Early Pentium 4's were often slower or equal in performance to late Pentium 3 hardware that have more appeal to retro enthusiasts. Later Pentium 4 stuff w. PCIe was pretty soundly outclassed by C2Duo hardware that basically sells for scrap prices today, and are less likely to have capacitor problems. Everything in the middle was prime "capacitor plague" timeframe which makes them a lot messier to inspect, test and potentially refurbish... perhaps P4's will be popular down the road as their availability dwindles for all of these reasons, but they are hard to recommend for anything but a very specific high powered AGP retro build.

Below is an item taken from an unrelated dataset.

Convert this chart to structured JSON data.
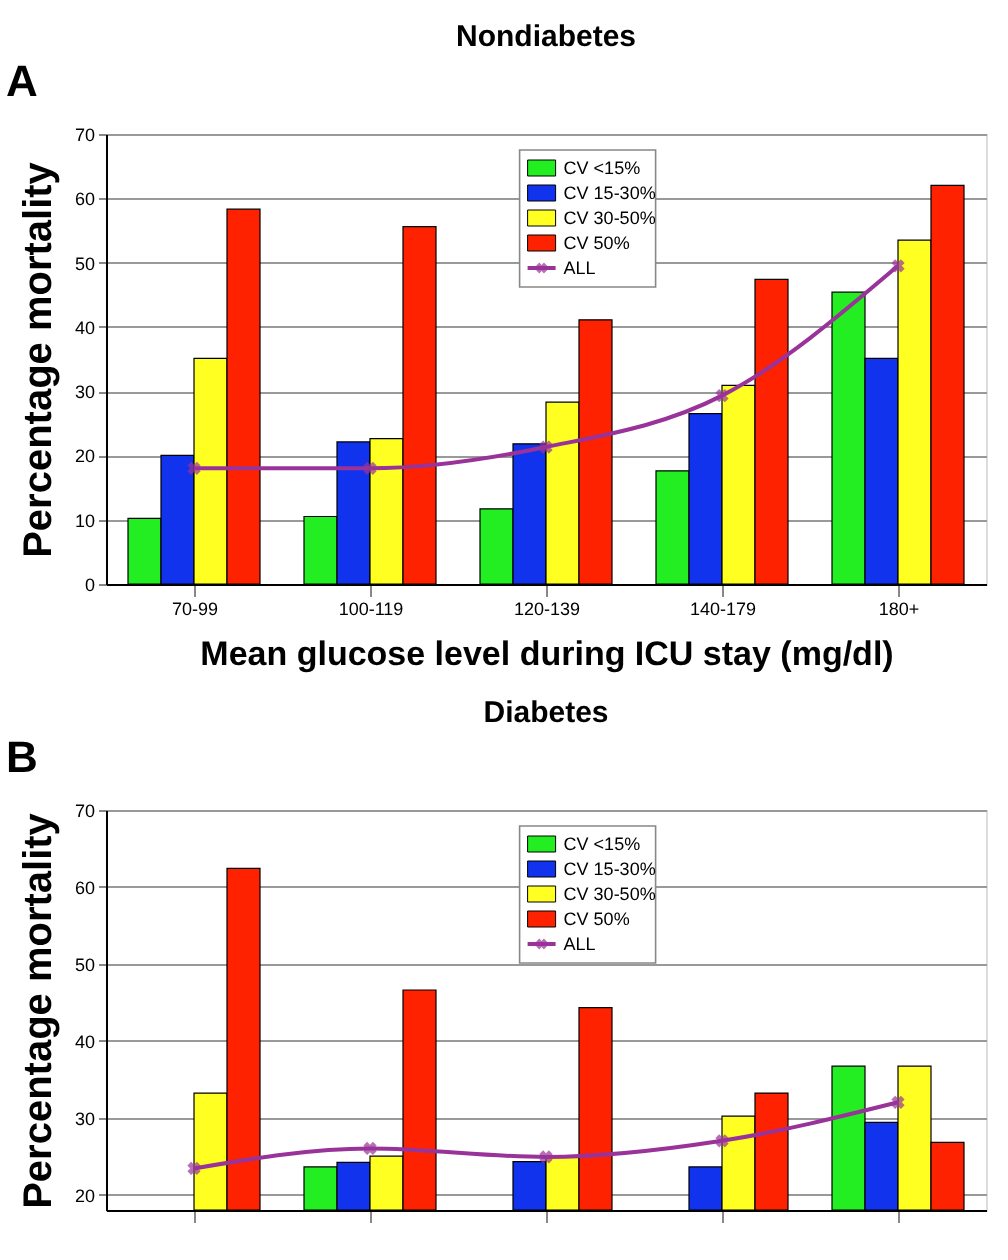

At Free Geek Twin Cities we have a very small retro volunteer staff and workspace, so we have to prioritize which old machines get upcycled vs scrapped. For the most part we don't consider anything post-AGP to be a "retro" system, and being at the tail end of what retro collectors are looking for that fits that criteria, P4 systems are not good sellers in our retail store (and usually sell for less than their raw scrap value). We tend to save nice examples of later "C" variant processor based systems, and early examples with RDRAM as a novelty... but a lot of these end up with capacitor issues so good/desirable examples are relatively few and far between.